Treasury, IRS Preparing Marijuana Tax Guidance Following Federal Rescheduling Order
- The U.S. Department of the Treasury and IRS plan to issue new tax guidance following the DOJ’s final order rescheduling certain medical marijuana products from Schedule I to Schedule III.
- The new guidance will focus on providing relief from Section 280E, which currently restricts tax deductions and credits for businesses dealing with Schedule I or II substances.
- The DOJ’s order, influenced by a presidential executive order, places FDA-approved medical marijuana and state-licensed products into Schedule III, offering significant positive tax implications for these businesses.
- The forthcoming IRS guidance will clarify how to handle Section 280E for businesses with mixed Schedule III and Schedule I or II activities, including rules on expense apportionment and transition provisions for the taxable year of rescheduling.
The U.S. Department of the Treasury and IRS announced today via press release that they plan to issue new tax guidance following the Department of Justice’s final order moving certain forms of medical marijuana from Schedule I to Schedule III under federal law.
The guidance is expected to address one of the biggest financial consequences of rescheduling: relief from Section 280E, the federal tax provision that prevents businesses involved with Schedule I or II substances from taking standard deductions and credits.
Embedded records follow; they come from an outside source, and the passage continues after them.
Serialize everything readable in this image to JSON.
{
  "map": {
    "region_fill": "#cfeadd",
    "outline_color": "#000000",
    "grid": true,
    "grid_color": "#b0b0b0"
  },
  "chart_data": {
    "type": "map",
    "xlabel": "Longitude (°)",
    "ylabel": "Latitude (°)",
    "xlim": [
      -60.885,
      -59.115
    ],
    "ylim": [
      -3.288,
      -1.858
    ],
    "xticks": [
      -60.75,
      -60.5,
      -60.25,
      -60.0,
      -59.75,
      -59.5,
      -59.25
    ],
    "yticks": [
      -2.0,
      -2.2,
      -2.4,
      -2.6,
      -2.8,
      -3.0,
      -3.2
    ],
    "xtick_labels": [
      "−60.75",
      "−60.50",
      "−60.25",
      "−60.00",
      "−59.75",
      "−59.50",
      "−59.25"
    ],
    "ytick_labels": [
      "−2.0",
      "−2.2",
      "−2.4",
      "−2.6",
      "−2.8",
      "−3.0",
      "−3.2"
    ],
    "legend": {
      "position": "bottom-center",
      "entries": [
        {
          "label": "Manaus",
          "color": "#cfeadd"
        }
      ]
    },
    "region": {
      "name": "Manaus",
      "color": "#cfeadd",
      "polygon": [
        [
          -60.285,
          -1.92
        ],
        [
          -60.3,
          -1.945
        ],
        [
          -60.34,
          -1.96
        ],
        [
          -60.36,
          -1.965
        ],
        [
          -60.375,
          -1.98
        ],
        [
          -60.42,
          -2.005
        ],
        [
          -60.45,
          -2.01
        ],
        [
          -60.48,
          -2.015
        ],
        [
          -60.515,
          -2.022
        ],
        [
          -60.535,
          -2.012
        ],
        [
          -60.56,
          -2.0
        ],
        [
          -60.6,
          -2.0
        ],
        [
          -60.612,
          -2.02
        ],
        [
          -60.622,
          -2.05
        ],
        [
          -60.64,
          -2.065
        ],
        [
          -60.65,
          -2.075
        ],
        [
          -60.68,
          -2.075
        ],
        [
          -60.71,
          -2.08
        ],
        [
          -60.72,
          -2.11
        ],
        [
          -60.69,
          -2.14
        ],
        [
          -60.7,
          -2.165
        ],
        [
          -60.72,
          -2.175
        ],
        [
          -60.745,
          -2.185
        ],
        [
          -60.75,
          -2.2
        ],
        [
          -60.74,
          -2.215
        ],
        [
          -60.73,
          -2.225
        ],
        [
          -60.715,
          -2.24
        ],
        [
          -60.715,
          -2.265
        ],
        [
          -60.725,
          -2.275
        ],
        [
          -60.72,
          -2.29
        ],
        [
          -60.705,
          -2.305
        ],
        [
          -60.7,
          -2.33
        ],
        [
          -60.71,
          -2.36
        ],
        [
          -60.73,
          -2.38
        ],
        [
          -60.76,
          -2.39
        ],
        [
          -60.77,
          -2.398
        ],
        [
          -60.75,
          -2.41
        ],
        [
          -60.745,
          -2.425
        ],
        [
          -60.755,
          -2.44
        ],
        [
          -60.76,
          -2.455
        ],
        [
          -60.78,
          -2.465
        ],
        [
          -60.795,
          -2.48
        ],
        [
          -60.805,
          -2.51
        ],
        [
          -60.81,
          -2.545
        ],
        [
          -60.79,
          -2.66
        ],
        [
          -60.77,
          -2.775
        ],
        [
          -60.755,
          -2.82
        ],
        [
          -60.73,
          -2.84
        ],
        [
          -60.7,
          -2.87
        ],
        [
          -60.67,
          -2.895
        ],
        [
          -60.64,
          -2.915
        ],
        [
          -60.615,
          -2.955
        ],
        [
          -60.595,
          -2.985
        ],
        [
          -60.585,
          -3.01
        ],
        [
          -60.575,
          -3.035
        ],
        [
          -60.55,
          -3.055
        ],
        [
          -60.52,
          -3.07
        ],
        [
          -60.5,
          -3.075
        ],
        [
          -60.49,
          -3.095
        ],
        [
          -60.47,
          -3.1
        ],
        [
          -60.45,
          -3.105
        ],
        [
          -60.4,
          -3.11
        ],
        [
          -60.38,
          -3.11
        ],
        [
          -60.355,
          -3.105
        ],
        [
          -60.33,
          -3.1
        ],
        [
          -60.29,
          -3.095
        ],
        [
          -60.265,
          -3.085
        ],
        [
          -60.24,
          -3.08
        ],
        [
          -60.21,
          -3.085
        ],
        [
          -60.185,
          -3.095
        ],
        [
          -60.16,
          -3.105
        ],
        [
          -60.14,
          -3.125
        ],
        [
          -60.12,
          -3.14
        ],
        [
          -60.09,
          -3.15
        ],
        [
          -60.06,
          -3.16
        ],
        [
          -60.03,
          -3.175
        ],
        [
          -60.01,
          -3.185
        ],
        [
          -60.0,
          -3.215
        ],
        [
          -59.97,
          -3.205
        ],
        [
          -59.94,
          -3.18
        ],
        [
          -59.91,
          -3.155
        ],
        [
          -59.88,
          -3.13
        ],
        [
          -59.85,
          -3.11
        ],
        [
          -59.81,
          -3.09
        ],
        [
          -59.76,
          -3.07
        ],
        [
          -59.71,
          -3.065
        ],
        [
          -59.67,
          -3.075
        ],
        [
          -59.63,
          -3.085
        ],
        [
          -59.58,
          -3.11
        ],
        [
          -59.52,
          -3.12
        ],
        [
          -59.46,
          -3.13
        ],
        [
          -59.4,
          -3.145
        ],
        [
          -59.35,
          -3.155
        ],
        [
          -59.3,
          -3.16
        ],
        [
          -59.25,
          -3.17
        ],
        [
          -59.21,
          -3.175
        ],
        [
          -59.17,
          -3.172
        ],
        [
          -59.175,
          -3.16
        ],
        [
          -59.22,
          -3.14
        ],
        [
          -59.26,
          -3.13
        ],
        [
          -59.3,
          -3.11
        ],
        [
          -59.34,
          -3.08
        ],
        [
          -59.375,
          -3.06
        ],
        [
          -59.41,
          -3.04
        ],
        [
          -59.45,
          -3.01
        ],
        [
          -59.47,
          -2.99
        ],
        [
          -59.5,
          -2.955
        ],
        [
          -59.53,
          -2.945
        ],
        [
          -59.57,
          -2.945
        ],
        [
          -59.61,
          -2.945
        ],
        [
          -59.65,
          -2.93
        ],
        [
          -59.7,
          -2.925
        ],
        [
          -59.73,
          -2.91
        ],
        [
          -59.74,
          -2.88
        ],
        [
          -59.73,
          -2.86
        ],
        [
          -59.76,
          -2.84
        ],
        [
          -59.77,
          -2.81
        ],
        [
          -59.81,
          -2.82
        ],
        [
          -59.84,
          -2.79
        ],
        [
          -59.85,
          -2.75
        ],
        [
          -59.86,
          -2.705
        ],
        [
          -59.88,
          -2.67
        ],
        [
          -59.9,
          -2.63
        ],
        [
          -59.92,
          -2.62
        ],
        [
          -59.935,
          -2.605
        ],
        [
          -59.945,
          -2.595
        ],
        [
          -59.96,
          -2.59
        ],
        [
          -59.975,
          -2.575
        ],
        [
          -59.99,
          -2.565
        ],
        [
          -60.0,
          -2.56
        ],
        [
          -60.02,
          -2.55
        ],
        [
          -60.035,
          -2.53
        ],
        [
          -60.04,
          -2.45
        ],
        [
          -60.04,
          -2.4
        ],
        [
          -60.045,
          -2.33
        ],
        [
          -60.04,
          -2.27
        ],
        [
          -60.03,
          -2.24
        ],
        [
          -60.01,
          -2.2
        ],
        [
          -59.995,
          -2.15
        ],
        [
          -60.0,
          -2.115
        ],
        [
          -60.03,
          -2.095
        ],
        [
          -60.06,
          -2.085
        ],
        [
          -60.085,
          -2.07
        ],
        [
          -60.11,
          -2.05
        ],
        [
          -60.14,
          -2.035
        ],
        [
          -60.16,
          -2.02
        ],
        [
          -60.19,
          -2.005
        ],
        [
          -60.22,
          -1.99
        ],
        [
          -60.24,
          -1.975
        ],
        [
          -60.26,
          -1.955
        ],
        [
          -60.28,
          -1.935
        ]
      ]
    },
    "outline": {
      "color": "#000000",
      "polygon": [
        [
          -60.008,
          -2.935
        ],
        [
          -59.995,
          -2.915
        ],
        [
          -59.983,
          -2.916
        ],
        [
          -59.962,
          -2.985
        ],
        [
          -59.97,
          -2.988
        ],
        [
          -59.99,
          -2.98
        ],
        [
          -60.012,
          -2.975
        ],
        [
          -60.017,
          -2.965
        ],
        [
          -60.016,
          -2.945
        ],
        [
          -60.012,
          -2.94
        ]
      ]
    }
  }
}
DOJ’s final order, issued after President Donald Trump’s December executive order directing the attorney general to complete the rescheduling process, places marijuana contained in FDA-approved products or subject to a state medical marijuana license into Schedule III.
Treasury and the IRS said DOJ’s action is expected to have “significant positive tax consequences” for medical marijuana businesses. Because Section 280E applies to businesses trafficking in Schedule I or II substances, moving qualifying medical marijuana activity to Schedule III would generally remove 280E as a barrier to claiming deductions and credits for those activities.
The forthcoming guidance is expected to clarify how 280E applies to businesses with multiple activities, including companies that may have both Schedule III medical marijuana operations and activities that remain tied to Schedule I or II substances. Treasury said the guidance is expected to address expense apportionment in those situations.
The IRS is also expected to include a transition rule stating that, for 280E purposes, rescheduling will generally apply to the full taxable year that includes the effective date of DOJ’s final order, for business activities no longer involving Schedule I or II substances.